Saturday, May 02, 2009

From 2004. Published elsewhere:

No one is impressed now by the Eiffel Tower or the first Macintosh in the way people were when either first appeared; history describes the past, it doesn't relive it. The Eiffel Tower is impressive to us as a piece of engineering and as representative of a sort of 19th Century imagination. The first Mac is still impressive to computer techs and software designers but it's a charming relic to the rest of us: what was once a fascinating little box has become quaint.

Things age well that are semiotically complex, both flexible and resilient, they both change their shape- their meaning- and refuse to. I'll ignore for the moment those things that become complex by accident. The cast iron tower that rises above Paris, rather than merely exhibiting or documenting a kind of imagination, succeeds in describing it in a way that someone who is not an engineer or a student of 19th century social history may find fascinating. It's still beautiful and therefore contemporary, a thing too complex to be called either a relic or a symptom of its time.

One of the many mistakes of the 20th century was to imagine it might be possible to know without doubt which of our creations would avoid obsolescence. An art or society of ideas, a dream of scientific socialism, or of the morality of technological progress, all are predicated on the same assumption that modernity could mean infallibility, as if a cursory reading of Freud could render one immune to the effects of the unconscious. Such confidence doesn't work now any more than it did 80 years ago. It doesn't work for Donald Rumsfeld or Steve Jobs any more than it did for Lenin or Le Corbusier. Apple only makes a single button mouse, even though the software supports two, for reasons that a salesman admitted to me were 'basically ideological.' Why not have a pinhole release for the data drive? Because in theory, if not in fact, CDs never get stuck. Conceptual idealism is still popular, in art and politics, and absurdly so in architecture, which unlike the others is and needs to be an optimistic occupation. But what about the supposed opposite of an art of ideas? What is Taste?

Walking through the Neue Galerie, New York's new temple of Viennese culture at the turn of the 20th century, I'm struck as always by a sense of thinness, of attenuation; the designs have that as their subject as much as or more than skill, and everything in the place is marvellously crafted. But one form of decadence is defined by the sense that articulation and detail no longer heighten awareness, but numb it. The theme here is not so much emptiness but inadequacy: the inadequacy of the beautiful in the face of the intelligent. The works in the Neue Galerie displays therefore take the form of the self-consciously gratuitous and minor.

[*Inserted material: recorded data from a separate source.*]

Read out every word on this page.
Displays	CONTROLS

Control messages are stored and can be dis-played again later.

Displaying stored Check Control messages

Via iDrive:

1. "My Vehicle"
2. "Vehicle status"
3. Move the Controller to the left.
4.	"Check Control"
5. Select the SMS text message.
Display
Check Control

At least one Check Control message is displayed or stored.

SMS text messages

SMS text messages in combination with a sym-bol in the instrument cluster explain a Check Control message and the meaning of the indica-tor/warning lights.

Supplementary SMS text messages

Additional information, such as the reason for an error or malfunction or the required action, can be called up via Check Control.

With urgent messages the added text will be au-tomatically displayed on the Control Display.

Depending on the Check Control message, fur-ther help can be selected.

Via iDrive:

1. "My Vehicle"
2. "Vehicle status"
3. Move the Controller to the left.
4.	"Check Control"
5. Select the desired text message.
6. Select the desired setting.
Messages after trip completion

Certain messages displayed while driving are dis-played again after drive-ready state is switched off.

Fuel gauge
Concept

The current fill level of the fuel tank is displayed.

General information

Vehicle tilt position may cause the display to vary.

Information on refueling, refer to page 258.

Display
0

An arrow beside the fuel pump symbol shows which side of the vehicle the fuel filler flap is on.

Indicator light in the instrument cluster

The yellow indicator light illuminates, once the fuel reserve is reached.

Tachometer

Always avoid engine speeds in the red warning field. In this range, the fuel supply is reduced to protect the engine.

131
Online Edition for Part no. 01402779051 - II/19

The first time I was in Barcelona I was amazed at the the rigor and precision of Gaudi's Catalan Modernism. I had expected simple decadence, but the buildings, tubs of melting ice cream, are neither decadent nor lazy but curious and open. And in a strange and beautiful way they aren't mannered at all.

August Sander, ThreeYoung Farmers on Their Way to a Dance, 1914
Yohji Yamamoto, in Wim Wenders' Notebook on Cities and Clothes is seen poring over a book of August Sander photographs, describing his envy of the subjects and their clothes, of the way each uniform -for every character wears a uniform, even if it's only the tilt of his hat- describes the person, and how the person describes the suit. Yamamoto the fashion designer is envious of purpose, of the space for expression it allows, of the weight of information carried by the fabrics and cuts, a weight that has accumulated over time by a commingling of tastes, free invention and necessity. It's hard to predict which of our constructions will be remembered in this way, but there's a lot to be said for at least understanding what has succeeded in the past, and why. That's an uncommon sentiment these days.